La sévérité des Juges du fond dans la décision de la Cour d’appel de CHAMBERY du 12 mai 2016 peut s’expliquer par l’obstination de la cavalière expérimentée à vouloir offrir une pomme à une jument manifestement « rétive à l’offrande » en agissant à l’insu de la propriétaire, ce qui avait caractérisé pour la Cour d’appel la condition d’imprévisibilité. (Cf. Juridequi n°83 précitée)
La faute de la victime exonératoire de responsabilité suppose que les faits soient établis.
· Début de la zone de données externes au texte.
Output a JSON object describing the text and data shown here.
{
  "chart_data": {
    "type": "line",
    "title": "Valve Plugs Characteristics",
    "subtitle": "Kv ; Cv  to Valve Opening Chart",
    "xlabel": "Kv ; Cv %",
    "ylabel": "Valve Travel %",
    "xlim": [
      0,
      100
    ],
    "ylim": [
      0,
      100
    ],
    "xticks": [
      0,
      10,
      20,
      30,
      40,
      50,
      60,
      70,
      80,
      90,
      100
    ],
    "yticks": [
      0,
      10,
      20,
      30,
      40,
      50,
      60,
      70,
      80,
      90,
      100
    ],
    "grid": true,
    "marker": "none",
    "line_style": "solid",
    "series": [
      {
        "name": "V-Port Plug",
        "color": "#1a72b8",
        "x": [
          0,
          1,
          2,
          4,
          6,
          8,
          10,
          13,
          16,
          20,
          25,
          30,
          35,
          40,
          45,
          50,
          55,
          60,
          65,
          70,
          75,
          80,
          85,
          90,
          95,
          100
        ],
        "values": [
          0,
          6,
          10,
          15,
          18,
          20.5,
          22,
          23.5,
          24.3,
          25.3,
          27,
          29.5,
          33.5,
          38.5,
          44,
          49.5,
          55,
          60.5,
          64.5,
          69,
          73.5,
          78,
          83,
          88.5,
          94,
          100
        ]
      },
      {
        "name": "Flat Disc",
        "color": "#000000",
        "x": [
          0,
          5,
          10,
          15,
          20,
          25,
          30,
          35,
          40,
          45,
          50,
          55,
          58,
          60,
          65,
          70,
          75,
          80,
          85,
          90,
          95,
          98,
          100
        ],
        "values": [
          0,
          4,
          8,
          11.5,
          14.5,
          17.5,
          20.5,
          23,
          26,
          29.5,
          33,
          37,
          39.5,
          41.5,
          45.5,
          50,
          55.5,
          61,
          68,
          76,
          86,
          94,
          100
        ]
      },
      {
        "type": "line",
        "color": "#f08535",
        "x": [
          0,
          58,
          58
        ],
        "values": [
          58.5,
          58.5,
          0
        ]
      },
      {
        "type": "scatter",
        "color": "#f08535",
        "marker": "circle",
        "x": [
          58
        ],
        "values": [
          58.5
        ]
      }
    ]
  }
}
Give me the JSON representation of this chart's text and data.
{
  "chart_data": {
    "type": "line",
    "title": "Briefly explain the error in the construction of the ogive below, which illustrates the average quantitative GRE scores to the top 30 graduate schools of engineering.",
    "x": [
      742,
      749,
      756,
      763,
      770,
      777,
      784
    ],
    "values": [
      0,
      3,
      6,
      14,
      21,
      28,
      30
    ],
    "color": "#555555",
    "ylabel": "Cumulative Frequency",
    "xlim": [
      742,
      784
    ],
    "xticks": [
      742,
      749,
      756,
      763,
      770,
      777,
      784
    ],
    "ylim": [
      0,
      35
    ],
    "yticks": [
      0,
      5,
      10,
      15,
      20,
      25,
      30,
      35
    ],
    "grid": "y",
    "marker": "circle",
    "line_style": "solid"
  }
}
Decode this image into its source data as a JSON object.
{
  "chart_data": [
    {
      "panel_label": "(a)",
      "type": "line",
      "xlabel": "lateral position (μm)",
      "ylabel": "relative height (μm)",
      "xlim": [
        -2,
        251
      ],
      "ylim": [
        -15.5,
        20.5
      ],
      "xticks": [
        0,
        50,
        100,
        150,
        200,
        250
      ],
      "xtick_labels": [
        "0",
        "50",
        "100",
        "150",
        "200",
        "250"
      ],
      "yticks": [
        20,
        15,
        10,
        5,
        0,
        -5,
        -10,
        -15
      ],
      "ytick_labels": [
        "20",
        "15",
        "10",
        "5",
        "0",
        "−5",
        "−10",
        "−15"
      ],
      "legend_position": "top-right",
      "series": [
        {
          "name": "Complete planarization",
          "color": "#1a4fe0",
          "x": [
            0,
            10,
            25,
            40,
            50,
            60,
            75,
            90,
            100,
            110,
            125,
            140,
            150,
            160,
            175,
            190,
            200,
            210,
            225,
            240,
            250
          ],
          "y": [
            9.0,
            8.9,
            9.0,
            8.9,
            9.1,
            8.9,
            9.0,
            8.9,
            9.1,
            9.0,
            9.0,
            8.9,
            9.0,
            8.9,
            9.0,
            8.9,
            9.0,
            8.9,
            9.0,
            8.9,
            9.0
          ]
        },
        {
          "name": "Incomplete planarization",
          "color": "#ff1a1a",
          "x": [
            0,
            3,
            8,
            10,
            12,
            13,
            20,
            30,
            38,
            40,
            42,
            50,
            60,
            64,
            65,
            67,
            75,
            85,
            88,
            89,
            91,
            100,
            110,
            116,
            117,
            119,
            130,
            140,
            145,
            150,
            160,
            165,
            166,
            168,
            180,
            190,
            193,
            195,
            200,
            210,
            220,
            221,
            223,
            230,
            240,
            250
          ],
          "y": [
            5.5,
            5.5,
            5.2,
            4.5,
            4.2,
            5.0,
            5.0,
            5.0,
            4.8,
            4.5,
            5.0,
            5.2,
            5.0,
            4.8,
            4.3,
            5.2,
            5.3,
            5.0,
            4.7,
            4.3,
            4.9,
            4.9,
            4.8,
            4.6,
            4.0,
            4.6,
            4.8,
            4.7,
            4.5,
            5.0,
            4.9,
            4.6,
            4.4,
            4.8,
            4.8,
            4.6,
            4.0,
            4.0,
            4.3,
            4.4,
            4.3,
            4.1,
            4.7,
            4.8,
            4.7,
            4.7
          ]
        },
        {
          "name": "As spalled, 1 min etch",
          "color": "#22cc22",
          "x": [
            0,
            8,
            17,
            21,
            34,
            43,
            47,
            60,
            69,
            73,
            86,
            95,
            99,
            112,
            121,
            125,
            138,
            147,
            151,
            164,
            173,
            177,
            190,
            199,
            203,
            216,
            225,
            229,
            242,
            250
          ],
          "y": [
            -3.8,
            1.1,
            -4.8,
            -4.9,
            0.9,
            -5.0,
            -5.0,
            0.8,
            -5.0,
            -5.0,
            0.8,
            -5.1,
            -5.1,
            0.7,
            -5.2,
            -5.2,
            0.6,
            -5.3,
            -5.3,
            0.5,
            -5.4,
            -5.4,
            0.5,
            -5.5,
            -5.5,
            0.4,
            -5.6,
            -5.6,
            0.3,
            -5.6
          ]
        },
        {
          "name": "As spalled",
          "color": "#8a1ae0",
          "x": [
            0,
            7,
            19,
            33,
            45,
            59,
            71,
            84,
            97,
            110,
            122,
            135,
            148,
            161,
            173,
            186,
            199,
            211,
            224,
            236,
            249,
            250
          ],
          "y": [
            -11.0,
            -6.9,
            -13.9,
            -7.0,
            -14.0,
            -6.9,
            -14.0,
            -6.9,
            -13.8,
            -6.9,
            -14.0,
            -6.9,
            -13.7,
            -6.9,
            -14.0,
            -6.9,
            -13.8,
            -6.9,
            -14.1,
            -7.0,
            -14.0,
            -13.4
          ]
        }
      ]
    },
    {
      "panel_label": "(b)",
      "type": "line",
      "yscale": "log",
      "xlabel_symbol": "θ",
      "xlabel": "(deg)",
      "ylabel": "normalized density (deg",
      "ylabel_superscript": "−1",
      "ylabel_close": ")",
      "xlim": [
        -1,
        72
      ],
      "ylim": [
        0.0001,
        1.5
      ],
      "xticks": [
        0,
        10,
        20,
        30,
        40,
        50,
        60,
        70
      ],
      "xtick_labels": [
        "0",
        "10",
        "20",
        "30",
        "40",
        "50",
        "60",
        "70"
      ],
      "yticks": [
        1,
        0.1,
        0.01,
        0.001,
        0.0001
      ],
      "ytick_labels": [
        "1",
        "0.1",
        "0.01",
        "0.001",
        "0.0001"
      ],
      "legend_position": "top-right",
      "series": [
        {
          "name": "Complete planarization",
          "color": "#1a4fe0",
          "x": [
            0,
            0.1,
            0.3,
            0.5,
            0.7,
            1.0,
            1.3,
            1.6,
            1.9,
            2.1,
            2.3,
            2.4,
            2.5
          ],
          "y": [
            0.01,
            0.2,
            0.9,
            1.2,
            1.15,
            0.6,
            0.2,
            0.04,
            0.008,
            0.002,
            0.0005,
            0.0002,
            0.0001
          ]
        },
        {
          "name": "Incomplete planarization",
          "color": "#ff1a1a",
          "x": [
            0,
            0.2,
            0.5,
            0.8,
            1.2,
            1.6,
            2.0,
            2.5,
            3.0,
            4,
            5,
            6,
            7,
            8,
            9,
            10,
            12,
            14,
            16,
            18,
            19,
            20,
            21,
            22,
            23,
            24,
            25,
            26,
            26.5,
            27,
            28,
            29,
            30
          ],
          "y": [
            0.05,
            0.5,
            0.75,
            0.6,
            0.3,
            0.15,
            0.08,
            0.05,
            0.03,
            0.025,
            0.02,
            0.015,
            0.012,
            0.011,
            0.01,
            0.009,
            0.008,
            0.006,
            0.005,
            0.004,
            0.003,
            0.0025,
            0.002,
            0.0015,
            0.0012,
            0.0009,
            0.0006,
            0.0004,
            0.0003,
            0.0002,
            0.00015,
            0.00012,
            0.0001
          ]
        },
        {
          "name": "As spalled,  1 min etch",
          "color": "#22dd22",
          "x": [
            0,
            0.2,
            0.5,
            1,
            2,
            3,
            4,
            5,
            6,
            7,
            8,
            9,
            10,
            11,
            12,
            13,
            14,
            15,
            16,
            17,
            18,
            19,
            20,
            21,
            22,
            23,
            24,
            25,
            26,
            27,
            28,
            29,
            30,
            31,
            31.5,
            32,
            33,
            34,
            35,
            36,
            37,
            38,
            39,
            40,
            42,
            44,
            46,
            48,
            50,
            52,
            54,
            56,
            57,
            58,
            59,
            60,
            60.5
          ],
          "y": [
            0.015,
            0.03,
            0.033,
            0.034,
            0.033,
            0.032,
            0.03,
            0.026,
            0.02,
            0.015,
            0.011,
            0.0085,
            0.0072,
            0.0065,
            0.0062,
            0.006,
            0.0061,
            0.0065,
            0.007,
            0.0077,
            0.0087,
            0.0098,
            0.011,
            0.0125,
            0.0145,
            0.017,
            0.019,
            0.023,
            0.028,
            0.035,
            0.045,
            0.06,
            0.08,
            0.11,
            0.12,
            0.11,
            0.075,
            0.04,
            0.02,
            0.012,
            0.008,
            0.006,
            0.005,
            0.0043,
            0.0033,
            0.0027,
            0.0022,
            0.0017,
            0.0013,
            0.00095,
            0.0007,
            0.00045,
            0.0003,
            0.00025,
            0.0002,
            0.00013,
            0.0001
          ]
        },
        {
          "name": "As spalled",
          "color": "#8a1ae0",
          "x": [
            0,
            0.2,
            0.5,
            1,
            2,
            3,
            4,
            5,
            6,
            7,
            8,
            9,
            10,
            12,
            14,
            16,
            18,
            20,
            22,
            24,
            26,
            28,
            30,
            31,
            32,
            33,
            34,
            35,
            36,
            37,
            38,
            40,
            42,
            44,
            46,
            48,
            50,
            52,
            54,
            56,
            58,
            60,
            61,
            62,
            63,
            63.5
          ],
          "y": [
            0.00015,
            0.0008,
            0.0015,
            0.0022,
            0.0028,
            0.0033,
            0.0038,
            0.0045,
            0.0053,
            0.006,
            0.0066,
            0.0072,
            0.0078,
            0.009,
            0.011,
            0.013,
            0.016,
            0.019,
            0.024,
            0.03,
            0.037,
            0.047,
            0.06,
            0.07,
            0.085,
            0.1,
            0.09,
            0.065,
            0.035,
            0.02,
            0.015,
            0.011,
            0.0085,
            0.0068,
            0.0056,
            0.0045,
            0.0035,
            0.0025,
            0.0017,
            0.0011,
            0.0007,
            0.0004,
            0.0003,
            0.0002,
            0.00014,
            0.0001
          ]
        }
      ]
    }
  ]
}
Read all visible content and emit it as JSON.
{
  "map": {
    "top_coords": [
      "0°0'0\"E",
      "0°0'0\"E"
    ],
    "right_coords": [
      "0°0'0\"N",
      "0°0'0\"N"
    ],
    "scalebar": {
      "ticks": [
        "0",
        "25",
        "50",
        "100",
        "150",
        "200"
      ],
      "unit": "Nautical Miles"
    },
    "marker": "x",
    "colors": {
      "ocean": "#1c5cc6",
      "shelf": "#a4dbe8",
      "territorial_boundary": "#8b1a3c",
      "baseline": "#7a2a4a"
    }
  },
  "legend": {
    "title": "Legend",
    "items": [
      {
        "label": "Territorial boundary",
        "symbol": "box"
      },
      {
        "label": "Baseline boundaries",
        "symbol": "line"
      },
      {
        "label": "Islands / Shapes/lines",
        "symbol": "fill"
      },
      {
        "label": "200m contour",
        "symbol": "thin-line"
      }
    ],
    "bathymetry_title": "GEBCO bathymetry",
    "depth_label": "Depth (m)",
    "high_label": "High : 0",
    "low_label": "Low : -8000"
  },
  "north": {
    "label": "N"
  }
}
Ainsi, toujours en présence d’une morsure par un cheval, une Cour d’appel, après avoir noté que « Le 18 septembre 2011, Mme Marie-Pierre T. a été mordue au visage par un cheval appartenant à Mme Virginie L à son passage devant le box de l'écurie où l'animal se trouvait. », elle juge que « Les circonstances exactes des faits dommageables n’étant pas établie,…Du fait de cette incertitude touchant les circonstances des faits mais non leur imputabilité à un cheval appartenant à Mme L., la responsabilité de plein droit de cette dernière doit être retenue en application de l'article 1385 du code civil. » (Cf. CA METZ 9 mai 2017 n° 15/03521)
En présence de doutes sur les circonstances du dommage, si les faits sont jugés comme indéterminés par les Juges, le gardien qui a la charge de la preuve, échouera à démontrer la faute de la victime.
La faute de la victime exonérant partiellement le gardien de sa responsabilité.
C’est bien ce qu’avait tenté d’affirmer la propriétaire de l’animal, en évoquant « un comportement gravement fautif » de la victime. La Cour juge cependant qu’« il ne ressort pas de cette relation des faits que madame P ait commis une faute quelconque. »Les décisions jugeant d’un partage de responsabilité ne sont pas les plus fréquentes. On peut citer toutefois un arrêt ayant retenu que « la manœuvre périlleuse de la victime, qui a entrepris de faire demi-tour sans attendre le dégagement rapide du chemin et sans descendre de l'attelage en dépit des ornières, constitue un comportement fautif n'ayant pas un caractère imprévisible ou irrésistible mais justifiant un partage de responsabilité. » (CA ORLEANS 2 Avril 2007 N° 06/01698), mais aussi un intéressant arrêt de la Cour de cassation à propos d’un entraineur de chevaux victime d’une ruade qui n’avait pas été informé par la propriétaire que la jeune jument avait des réactions imprévisibles et dangereuses, notamment à la vue d’une cravache. La Cour casse toutefois l’arrêt de la Cour d’appel et retient sur l’ancien article 1382 et 1383 du Code civil que l’entraîneur professionnel avait commis une faute en tentant de faire monter dans une bétaillère la jument après l’avoir frappé d’un coup de cravache sur les jambes postérieures. (Cf. Cour cassation 2ème chambre civile, 11 juillet 2002 N° Pourvoi : 99-17.778)
On constate que l’appréciation d’une éventuelle faute de la victime tiendra compte :
- De ses compétences : s’agit-il d’un cavalier averti ou d’un novice de l’équitation ?
- Des conditions de son intervention : répond-elle à une sollicitation, ou à l’inverse, s’agit-il d’une initiative personnelle et imprévisible ?
- Du comportement du gardien du cheval et notamment d’une éventuelle imprudence de sa part.